When producing temporary warped exposures for coadds, we’re noticing that our warped frames are being padded by extremely large values (i.e., maximum floating point values of 3.40282e38). This appears to prevent the files from being effectively lossy compressed (we’re using a quantizeLevel of 16, which appears to be robust for singleFrameDriver.py/processCcd.py outputs), which is a bit of a problem for those of us with limited disk space.
Does anyone know if there is a way to specify the pad value when producing temporary warp exposures? We’re also encountering a similar effect in the outputs of imageDifference.py, so a similar solution there would also be really handy.
I think that value is the result of round-trip quantising a NaN. I would, however, be surprised if that gets in the way of lossy compression. Do you have evidence for that assertion?
Before compression, the pixels in the regions with no data are set as (image, mask, var) = (np.nan, "NO_DATA" and np.inf). That is currently not configurable.
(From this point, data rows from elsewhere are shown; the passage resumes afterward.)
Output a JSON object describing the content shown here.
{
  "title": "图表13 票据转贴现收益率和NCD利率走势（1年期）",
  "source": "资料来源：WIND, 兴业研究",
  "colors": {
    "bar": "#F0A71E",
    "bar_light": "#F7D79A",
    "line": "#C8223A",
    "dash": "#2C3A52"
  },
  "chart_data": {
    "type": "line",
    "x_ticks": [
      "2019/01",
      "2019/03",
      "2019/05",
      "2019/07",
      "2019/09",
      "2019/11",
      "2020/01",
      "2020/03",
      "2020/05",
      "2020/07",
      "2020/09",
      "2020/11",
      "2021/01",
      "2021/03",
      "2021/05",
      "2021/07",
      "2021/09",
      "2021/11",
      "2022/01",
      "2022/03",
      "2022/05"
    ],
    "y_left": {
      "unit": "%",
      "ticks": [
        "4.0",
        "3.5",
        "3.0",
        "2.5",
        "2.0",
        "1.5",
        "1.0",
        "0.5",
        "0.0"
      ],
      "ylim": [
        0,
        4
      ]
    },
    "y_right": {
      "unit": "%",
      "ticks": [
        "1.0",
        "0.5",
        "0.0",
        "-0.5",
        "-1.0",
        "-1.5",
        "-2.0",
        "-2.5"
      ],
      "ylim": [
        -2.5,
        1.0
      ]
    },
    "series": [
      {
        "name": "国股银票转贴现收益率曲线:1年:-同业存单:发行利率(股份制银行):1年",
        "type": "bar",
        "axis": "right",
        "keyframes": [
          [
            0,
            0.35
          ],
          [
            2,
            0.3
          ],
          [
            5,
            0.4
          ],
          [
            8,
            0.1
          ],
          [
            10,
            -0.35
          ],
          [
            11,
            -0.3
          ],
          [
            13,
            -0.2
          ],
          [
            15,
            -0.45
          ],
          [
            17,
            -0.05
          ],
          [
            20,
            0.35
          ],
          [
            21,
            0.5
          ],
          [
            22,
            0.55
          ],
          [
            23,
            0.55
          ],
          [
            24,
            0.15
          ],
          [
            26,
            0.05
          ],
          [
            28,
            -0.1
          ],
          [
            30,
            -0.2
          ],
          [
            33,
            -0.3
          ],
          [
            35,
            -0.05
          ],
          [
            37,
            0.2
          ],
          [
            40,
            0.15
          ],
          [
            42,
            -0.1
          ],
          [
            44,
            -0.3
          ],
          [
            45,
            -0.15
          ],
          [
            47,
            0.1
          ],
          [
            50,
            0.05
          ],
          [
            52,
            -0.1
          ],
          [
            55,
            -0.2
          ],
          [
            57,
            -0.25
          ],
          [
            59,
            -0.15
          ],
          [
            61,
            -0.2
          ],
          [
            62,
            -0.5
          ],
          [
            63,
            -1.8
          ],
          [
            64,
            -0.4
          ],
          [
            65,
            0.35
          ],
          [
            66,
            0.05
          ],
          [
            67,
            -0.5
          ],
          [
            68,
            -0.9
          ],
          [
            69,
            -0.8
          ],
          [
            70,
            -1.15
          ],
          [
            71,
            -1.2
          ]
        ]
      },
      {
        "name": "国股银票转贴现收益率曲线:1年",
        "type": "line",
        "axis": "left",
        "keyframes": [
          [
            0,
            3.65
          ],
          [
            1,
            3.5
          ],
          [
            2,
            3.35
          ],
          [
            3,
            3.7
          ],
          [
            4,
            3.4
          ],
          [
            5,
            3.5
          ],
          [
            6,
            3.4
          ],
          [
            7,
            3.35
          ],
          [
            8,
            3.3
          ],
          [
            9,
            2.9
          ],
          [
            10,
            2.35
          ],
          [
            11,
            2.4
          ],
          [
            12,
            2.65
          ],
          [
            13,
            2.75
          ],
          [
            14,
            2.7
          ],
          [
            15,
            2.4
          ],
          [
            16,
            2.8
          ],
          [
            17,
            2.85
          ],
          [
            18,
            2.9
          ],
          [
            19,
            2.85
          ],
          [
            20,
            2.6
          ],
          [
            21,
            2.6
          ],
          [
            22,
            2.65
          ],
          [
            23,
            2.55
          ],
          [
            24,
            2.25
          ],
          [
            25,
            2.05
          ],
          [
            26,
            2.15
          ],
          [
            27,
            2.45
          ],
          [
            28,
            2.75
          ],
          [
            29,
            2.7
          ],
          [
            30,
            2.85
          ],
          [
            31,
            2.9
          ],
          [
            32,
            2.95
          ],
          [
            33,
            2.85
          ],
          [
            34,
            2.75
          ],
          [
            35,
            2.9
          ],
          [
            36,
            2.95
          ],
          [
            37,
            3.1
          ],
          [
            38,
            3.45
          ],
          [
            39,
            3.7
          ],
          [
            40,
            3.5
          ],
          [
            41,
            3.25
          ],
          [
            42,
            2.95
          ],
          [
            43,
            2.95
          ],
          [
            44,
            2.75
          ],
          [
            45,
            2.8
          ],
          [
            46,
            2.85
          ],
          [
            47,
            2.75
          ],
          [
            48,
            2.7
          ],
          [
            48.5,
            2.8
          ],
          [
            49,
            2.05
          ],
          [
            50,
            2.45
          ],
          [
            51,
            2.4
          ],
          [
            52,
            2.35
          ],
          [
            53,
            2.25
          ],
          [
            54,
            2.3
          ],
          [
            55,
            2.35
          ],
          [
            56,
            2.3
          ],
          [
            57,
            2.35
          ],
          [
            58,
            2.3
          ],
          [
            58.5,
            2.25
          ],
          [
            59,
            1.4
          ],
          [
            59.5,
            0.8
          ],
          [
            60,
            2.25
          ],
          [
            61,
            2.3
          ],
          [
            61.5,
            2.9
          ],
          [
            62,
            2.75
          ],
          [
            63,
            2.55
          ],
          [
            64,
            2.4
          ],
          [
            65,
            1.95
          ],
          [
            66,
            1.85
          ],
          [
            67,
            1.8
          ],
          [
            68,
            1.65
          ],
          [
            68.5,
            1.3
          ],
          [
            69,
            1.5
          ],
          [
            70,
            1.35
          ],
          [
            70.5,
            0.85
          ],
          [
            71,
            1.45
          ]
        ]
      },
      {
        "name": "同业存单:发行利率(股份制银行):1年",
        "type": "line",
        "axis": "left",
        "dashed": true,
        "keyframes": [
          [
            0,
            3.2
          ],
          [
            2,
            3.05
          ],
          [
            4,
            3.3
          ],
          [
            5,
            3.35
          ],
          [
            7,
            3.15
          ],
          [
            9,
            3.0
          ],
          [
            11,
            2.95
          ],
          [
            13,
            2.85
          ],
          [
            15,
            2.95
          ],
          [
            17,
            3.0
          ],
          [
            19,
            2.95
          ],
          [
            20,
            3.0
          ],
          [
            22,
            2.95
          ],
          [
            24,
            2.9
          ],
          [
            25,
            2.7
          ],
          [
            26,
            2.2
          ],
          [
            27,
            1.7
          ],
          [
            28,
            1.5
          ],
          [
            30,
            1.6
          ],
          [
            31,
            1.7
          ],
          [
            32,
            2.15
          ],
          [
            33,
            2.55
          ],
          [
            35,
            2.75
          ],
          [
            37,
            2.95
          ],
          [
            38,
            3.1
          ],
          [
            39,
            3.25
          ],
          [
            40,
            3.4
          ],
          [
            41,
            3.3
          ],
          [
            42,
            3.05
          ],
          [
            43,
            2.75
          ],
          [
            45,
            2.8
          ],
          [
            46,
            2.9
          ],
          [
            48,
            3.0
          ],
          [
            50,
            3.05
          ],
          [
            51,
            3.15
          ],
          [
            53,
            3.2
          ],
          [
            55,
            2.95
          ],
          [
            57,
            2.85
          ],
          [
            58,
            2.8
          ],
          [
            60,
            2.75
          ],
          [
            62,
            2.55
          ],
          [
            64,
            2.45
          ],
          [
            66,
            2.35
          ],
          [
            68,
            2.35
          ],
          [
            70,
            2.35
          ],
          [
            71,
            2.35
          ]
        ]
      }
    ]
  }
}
I appreciate that this isn’t an ideal test, but it’s what give me my first suspicions that the large dynamic range of the image may be messing with the compression. The next thing I was going to try was hacking the coadd code to do something similar to above and seeing if I got a similar difference in file size.
Oh, you’re reading and compressing with external tools, not the LSST tools. Well, I can see why that might be like that (astropy not masking the bad pixels when determining the stdev). Why don’t you write the files as compressed directly with the LSST tools?
OK - thanks, that’s a great help. At least if I know where this is set, I can hack my local version of the stack to see if it helps. Or even better, retarget my own from coadddriver.py.
I could give that a try and take full responsibility of the consequences
Oh, apologies, I should have made myself clearer. I am indeed using the LSST tools for compression, and so was surprised when I was getting such large files from the warp stage (it’s what first drew my attention). The original file I opened there - the warp-L-132-3,2-27128.fits file - is 198MB - and that’s written with this in my writeRecipes.yaml file:
198 MB is quite large. I wonder if that is doing lossy compression at all. Are you setting a compression algorithm? There is none in your example above. See the example for “Basic lossy (quantizing) compression” here.
In fact, I don’t think your example should work at all: the quantizeLevel should be defined only under scaling, not under compression. Maybe it’s a bug that we’re not catching it?
I’ll check, but I’m definitely* getting lossy compression with the calexp images, which uses the same writeRecipes.yaml. My understanding was that by default the stack uses lossless GZIP_SHUFFLE compression, and that the writeRecipes.yaml just overrides those specific components.
*Before I introduced that writeRecipes.yaml file my calexps were of the order 300MB, whereas as soon as I implemented quantizeLevel: 16, they dropped to about 100MB.
Gives a calexp file that’s 88MB (and removing the scaling component completely also produces an 88MB calexp). So, for me, it seems the stack is only considering the quantizeLevel when it’s under compression, rather than scaling.
and keeping everything else the same (including my writeRecipes.yaml file) results in a warped file of 66MB, as opposed to 198MB. So, removing the nans and infs seems, for me at least, to have a dramatic impact on the compression. Although, I appreciate that could just be because I’ve changed the file.
I think you’re not getting any scaling because you haven’t specified a scaling algorithm. As suspected by @ktl, putting quantizeLevel under compression allows cfitsio to do the quantisation, which always scares me because it is ignorant of our masks.
Note also that astropy does not read our lossy-compressed images correctly (I’d need to dig to remember what the problem is; I think it’s related to the fuzz that gets applied, which it wants to do while it’s an integer image rather than floating-point).
I get calexps that are 300MB big, whereas moving quantizeLevel to compression gives me 88MB files. I acknowledge the concerns re:masks when using cfitsio for quantization, but its level of compression is remarkable compared to otherwise.
I also don’t understand why I’m getting so much more compression when I remove the infs and nans from the warped images within the stack (i.e., no outside packages).
OK - using lossyBasic now seems to have solved the problem I first raised. Apologies for my confusion earlier, and thanks again for your help and persistence.
I still do find it kinda weird, though, that cfitsio compression doesn’t seem to like those infs and nans. Oh well, I’ll stick to the stack’s in-house compression from now on.
The stack does its own scaling because I don’t trust cfitsio to get the scaling right. Besides the handling of NaN and Inf, it doesn’t know about our masks and so bad pixels end up in the same statistical pot as the good pixels and so the scaling can be wrong.
Another reason for doing our own scaling is that we can add features that cfitsio doesn’t have. Perhaps in the future we’ll want to do an asinh or other non-linear scaling.